As mentioned before, it could be argued that the better accuracy of GHP in defining disease control could be related to the chosen cut-off, lower for the SGH than for GHP, since the cut-off highly impacts the concordance between GH and IGF-I. However, setting a cut-off for SGH at 2.5 ng/ml showed a worst diagnostic performance than GHP; conversely, GHP cut-off set to 1 ng/ml still had a better accuracy than SGH. Therefore, the difference in the accuracy between GHP and SGH seems to be effectively related to the sampling protocol and not only to the chosen cut-off.

So far as for the comparison between GHP and SGH; however, it is known that other factors, such as BMI, could influence GH secretion, through an inhibitory effect, both in acromegaly and normal patients [34]. Obese individuals show significantly lower GH concentrations at baseline and during many stimulation tests, but also exhibit more pronounced suppression of GH secretion during OGTT in healthy subjects [20, 34]

Vierhapper et al. demonstrated that serum GH measurements obtained during an OGTT in acromegalic patients both before and after transsphenoidal surgery must be interpreted individually, by comparison to control values, taking into account both age and BMI [35].

Indeed, our data confirmed that it could be useful to identify BMI-related cut-off for GHP and SGH also in acromegalic patients under SRLs, to improve their diagnostic accuracy, especially in obese population. Moreover, in such a subset of patients, the difference in accuracy between GHP and SGH seems to be lost.

Our study presents some limitations. First of all, we assumed disease control to be adequately express only through IGF-I levels.
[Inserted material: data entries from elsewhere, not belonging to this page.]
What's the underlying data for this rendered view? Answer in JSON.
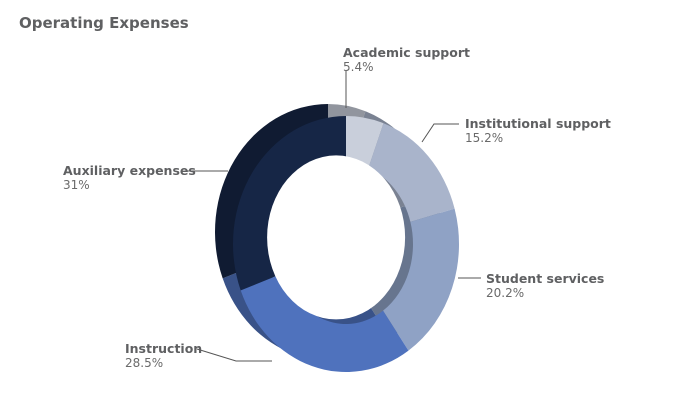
{
  "title": "Operating Expenses",
  "chart_data": {
    "type": "pie",
    "title": "Operating Expenses",
    "slices": [
      {
        "label": "Academic support",
        "value": 5.4,
        "value_label": "5.4%",
        "color": "#c9cfdb"
      },
      {
        "label": "Institutional support",
        "value": 15.2,
        "value_label": "15.2%",
        "color": "#a9b4cb"
      },
      {
        "label": "Student services",
        "value": 20.2,
        "value_label": "20.2%",
        "color": "#8fa2c5"
      },
      {
        "label": "Instruction",
        "value": 28.5,
        "value_label": "28.5%",
        "color": "#4f72bd"
      },
      {
        "label": "Auxiliary expenses",
        "value": 31,
        "value_label": "31%",
        "color": "#162646"
      }
    ],
    "style": "3d-donut",
    "legend": "none"
  }
}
Clinical parameters, such as the onset of acromegaly comorbidities or perceived quality of life, could help in better defining disease activity.

Secondly, SGH levels were derived from GHP, being the first sample of the profile.
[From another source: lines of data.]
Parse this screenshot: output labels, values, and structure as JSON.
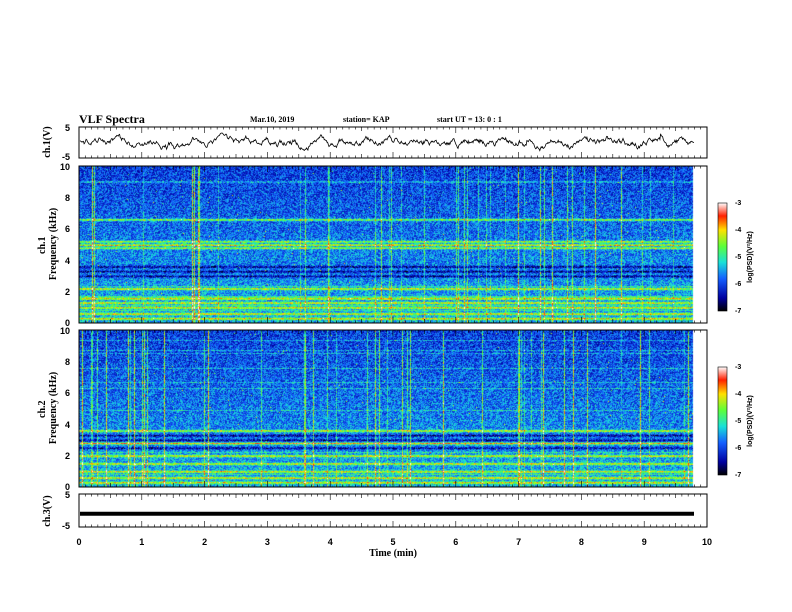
{
  "header": {
    "title": "VLF Spectra",
    "date": "Mar.10, 2019",
    "station": "station= KAP",
    "start": "start  UT =   13: 0  : 1"
  },
  "chart_data": [
    {
      "type": "line",
      "name": "ch1-waveform",
      "ylabel": "ch.1(V)",
      "ylim": [
        -5,
        5
      ],
      "yticks": [
        "5",
        "-5"
      ],
      "xlim": [
        0,
        10
      ],
      "trace_level": 0,
      "trace_noise": 1.6
    },
    {
      "type": "heatmap",
      "name": "ch1-spectrogram",
      "ylabel": "ch.1\nFrequency  (kHz)",
      "ylim": [
        0,
        10
      ],
      "yticks": [
        "0",
        "2",
        "4",
        "6",
        "8",
        "10"
      ],
      "xlim": [
        0,
        10
      ],
      "colorbar": {
        "label": "log(PSD)(V²/Hz)",
        "min": -7,
        "max": -3,
        "ticks": [
          "-3",
          "-4",
          "-5",
          "-6",
          "-7"
        ]
      },
      "strong_bands_khz": [
        0.3,
        0.6,
        1.0,
        1.3,
        1.6,
        2.2,
        4.8,
        5.0,
        5.2,
        6.6
      ],
      "dark_bands_khz": [
        3.0,
        3.3,
        3.6
      ]
    },
    {
      "type": "heatmap",
      "name": "ch2-spectrogram",
      "ylabel": "ch.2\nFrequency  (kHz)",
      "ylim": [
        0,
        10
      ],
      "yticks": [
        "0",
        "2",
        "4",
        "6",
        "8",
        "10"
      ],
      "xlim": [
        0,
        10
      ],
      "colorbar": {
        "label": "log(PSD)(V²/Hz)",
        "min": -7,
        "max": -3,
        "ticks": [
          "-3",
          "-4",
          "-5",
          "-6",
          "-7"
        ]
      },
      "strong_bands_khz": [
        0.3,
        0.6,
        1.0,
        1.5,
        2.0,
        2.8,
        3.6
      ],
      "dark_bands_khz": [
        2.5,
        3.0,
        3.3
      ]
    },
    {
      "type": "line",
      "name": "ch3-waveform",
      "ylabel": "ch.3(V)",
      "ylim": [
        -5,
        5
      ],
      "yticks": [
        "5",
        "-5"
      ],
      "xlim": [
        0,
        10
      ],
      "trace_level": -1,
      "trace_noise": 0
    }
  ],
  "xaxis": {
    "label": "Time  (min)",
    "ticks": [
      "0",
      "1",
      "2",
      "3",
      "4",
      "5",
      "6",
      "7",
      "8",
      "9",
      "10"
    ]
  }
}
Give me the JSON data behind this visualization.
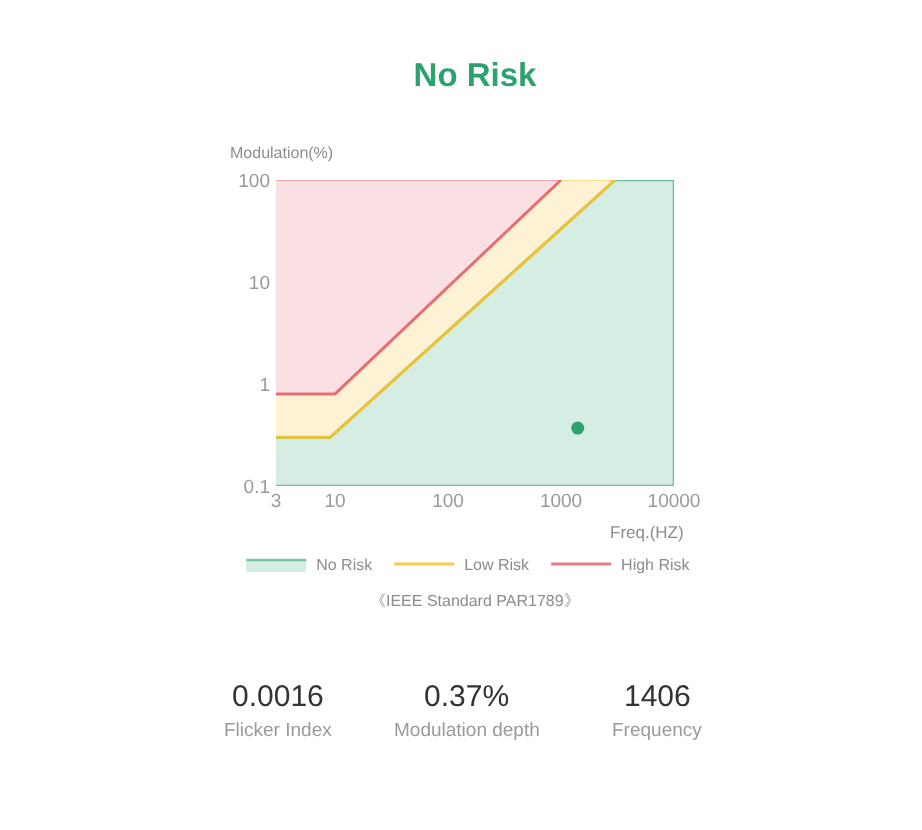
{
  "chart_data": {
    "type": "area",
    "title": "No Risk",
    "xlabel": "Freq.(HZ)",
    "ylabel": "Modulation(%)",
    "log": "xy",
    "xlim": [
      3,
      10000
    ],
    "ylim": [
      0.1,
      100
    ],
    "xticks": [
      3,
      10,
      100,
      1000,
      10000
    ],
    "yticks": [
      0.1,
      1,
      10,
      100
    ],
    "legend": "bottom",
    "series": [
      {
        "name": "No Risk",
        "color": "#2ca36c",
        "x": [
          3,
          9,
          3000,
          10000
        ],
        "values": [
          0.3,
          0.3,
          100,
          100
        ]
      },
      {
        "name": "Low Risk",
        "type": "line",
        "color": "#f5c22a",
        "x": [
          3,
          9,
          10,
          1000,
          3000
        ],
        "values": [
          0.3,
          0.3,
          0.33,
          33,
          100
        ],
        "lower": [
          0.3,
          0.3,
          0.33,
          33,
          100
        ],
        "upper": [
          0.8,
          0.8,
          0.8,
          100,
          100
        ]
      },
      {
        "name": "High Risk",
        "type": "line",
        "color": "#e5646e",
        "x": [
          3,
          10,
          1000
        ],
        "values": [
          0.8,
          0.8,
          100
        ],
        "lower": [
          0.8,
          0.8,
          100
        ],
        "upper": [
          100,
          100,
          100
        ]
      },
      {
        "type": "scatter",
        "color": "#2ca36c",
        "marker": "circle",
        "x": [
          1406
        ],
        "values": [
          0.37
        ]
      }
    ],
    "annotations": [
      "《IEEE Standard PAR1789》",
      "0.0016",
      "Flicker Index",
      "0.37%",
      "Modulation depth",
      "1406",
      "Frequency"
    ]
  }
}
Thirdly, the used protocol of GH sampling did not allow us to calculate mean nadir GH, which has been demonstrated by Faje et al. [32] to be effectively correlated to IGF-I levels, due to the too low intensiveness.

Moreover, we did not utilize a modern platform for IGF-I measurement incorporating LC/MS: this could possibly impact the applicability of the results.

Eventually, the cross-sectional design of the study did not allow a longitudinal investigation whether patients with ‘high GH’, as SGH or as GHP, actually would show some difference in acromegaly disease history.

In conclusion, the high sensitivity and very low specificity of the SGH value does not seem to make it a reliable test to assess the control of disease during SRLs therapy and eventually to decide a titration in therapy. When an additional parameter to IGF-I, considered the most reliable in the monitoring of therapy, is necessary in defining disease control, the use of BMI-related cut-off and/or multiple determinations (as in GHP) should be taken into consideration.